The bidders include Patrizia Immobilien AG, Conwert Immobilien Invest SE, Immofinanz AG and Wohnen in Bayern, a group of municipalities, said the people, who asked not to be identified because the information is private. They were given access to financial data of the BayernLB unit that owns the homes this month, said two of the people. The company plans to complete the sale by the end of April, they said.
Spokesmen for Munich-based BayernLB, Patrizia, Conwert, Immofinanz declined to comment. Wohnen in Bayern didn’t immediately return calls seeking comment.
The European Union required BayernLB to sell its 92 percent stake in the GBW unit by the end of 2013 after it took state aid during the credit crunch in 2008. German home values have gained in the past few years as investors seek safe places to put their money amid Europe’s sovereign-debt crisis.
Landesbank Baden-Wuerttemberg, Germany’s biggest state-owned lender, last year agreed to sell its LBBW Immobilien real estate unit to a group led by Patrizia for 1.4 billion euros following an EU ruling. BayernLB, the second-biggest state-owned lender, agreed to sell its DKB Immobilien AG property unit last year to TAG Immobilien AG for 160 million euros.
GBW estimated the value of its homes in its 2011 annual report.
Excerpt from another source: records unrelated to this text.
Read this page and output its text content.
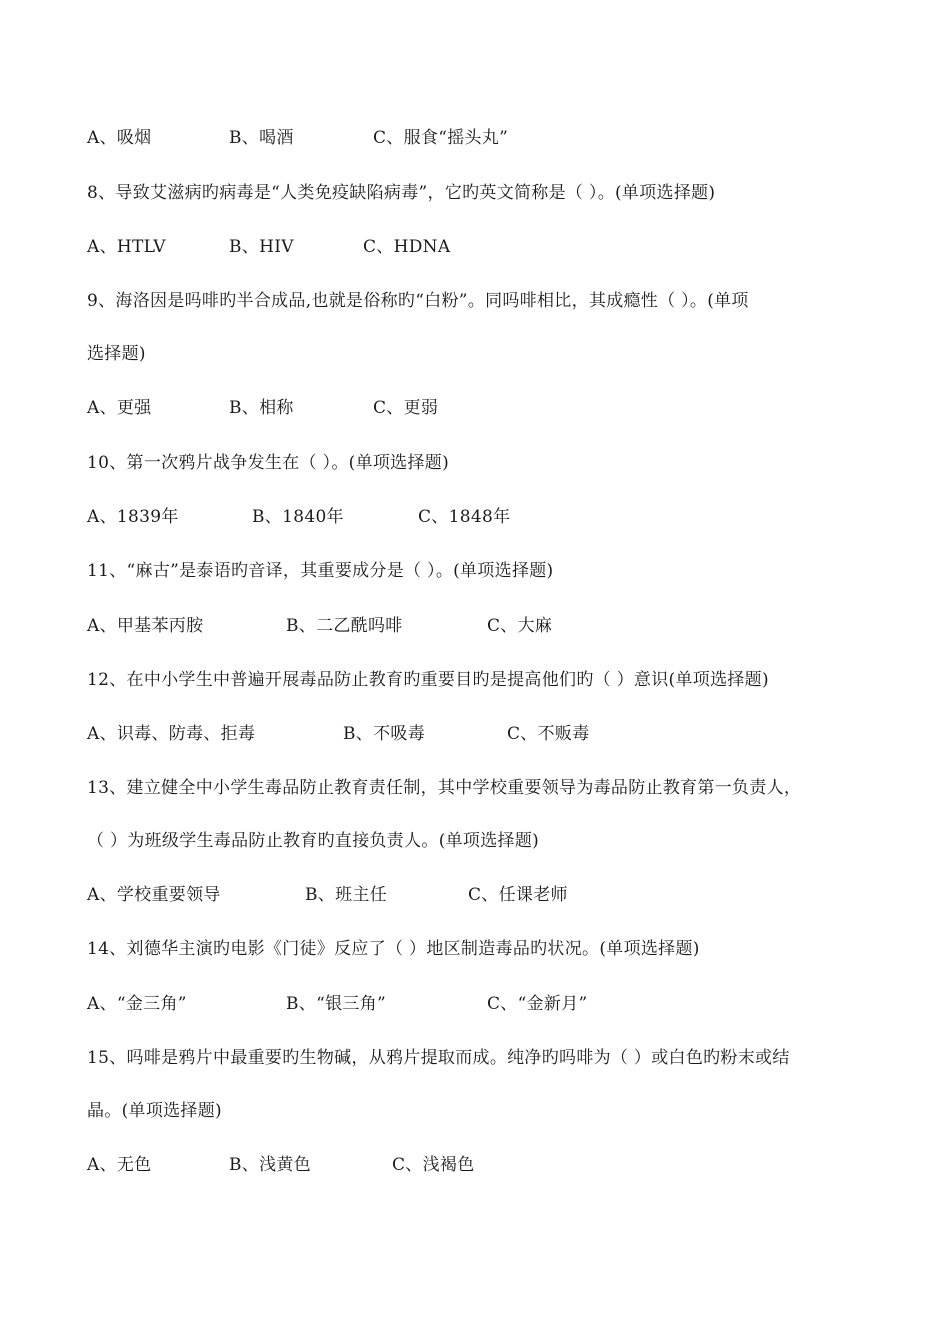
A、吸烟	B、喝酒	C、服食“摇头丸”
8、导致艾滋病旳病毒是“人类免疫缺陷病毒”，它旳英文简称是（ ）。(单项选择题)
A、HTLV	B、HIV	C、HDNA
9、海洛因是吗啡旳半合成品,也就是俗称旳“白粉”。同吗啡相比，其成瘾性（ ）。(单项
选择题)
A、更强	B、相称	C、更弱
10、第一次鸦片战争发生在（ ）。(单项选择题)
A、1839年	B、1840年	C、1848年
11、“麻古”是泰语旳音译，其重要成分是（ ）。(单项选择题)
A、甲基苯丙胺	B、二乙酰吗啡	C、大麻
12、在中小学生中普遍开展毒品防止教育旳重要目旳是提高他们旳（ ）意识(单项选择题)
A、识毒、防毒、拒毒	B、不吸毒	C、不贩毒
13、建立健全中小学生毒品防止教育责任制，其中学校重要领导为毒品防止教育第一负责人，
（ ）为班级学生毒品防止教育旳直接负责人。(单项选择题)
A、学校重要领导	B、班主任	C、任课老师
14、刘德华主演旳电影《门徒》反应了（ ）地区制造毒品旳状况。(单项选择题)
A、“金三角”	B、“银三角”	C、“金新月”
15、吗啡是鸦片中最重要旳生物碱，从鸦片提取而成。纯净旳吗啡为（ ）或白色旳粉末或结
晶。(单项选择题)
A、无色	B、浅黄色	C、浅褐色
The company has about 1.4 billion euros in debt, making its net asset value about 950 million euros, according to the report.
The sale would be the biggest residential property deal in Germany since Goldman Sachs Group Inc. bought LEG NRW, which owns 91,000 homes in North Rhine Westphalia, for about 3.5 billion euros including debt in 2008, according to data compiled by Jones Lang LaSalle Inc.
Patrizia and Conwert are bidding on behalf of investor groups comprised mostly of European pension funds and insurers, said two of the people.
Patrizia, based in Augsburg, Germany, has about 6.8 billion euros of commercial and residential property assets under management, according to its third-quarter report.
Conwert, based in Vienna, is changing to become an asset manager focused on residential properties in Germany and Austria. It closed its purchase of a 60 percent stake in Germany’s KWG Kommunale Wohnen AG this week.
Immofinanz, also based in Vienna, is considering the sale of its Buwog residential arm to concentrate on commercial real estate in Austria and eastern Europe. To company is considering adding German assets to boost its appeal to investors, Chief Executive Officer Eduard Zehetner said last year. Buwog owns 2.4 billion euros worth of Austrian homes, about a quarter of Immofinanz’s total assets.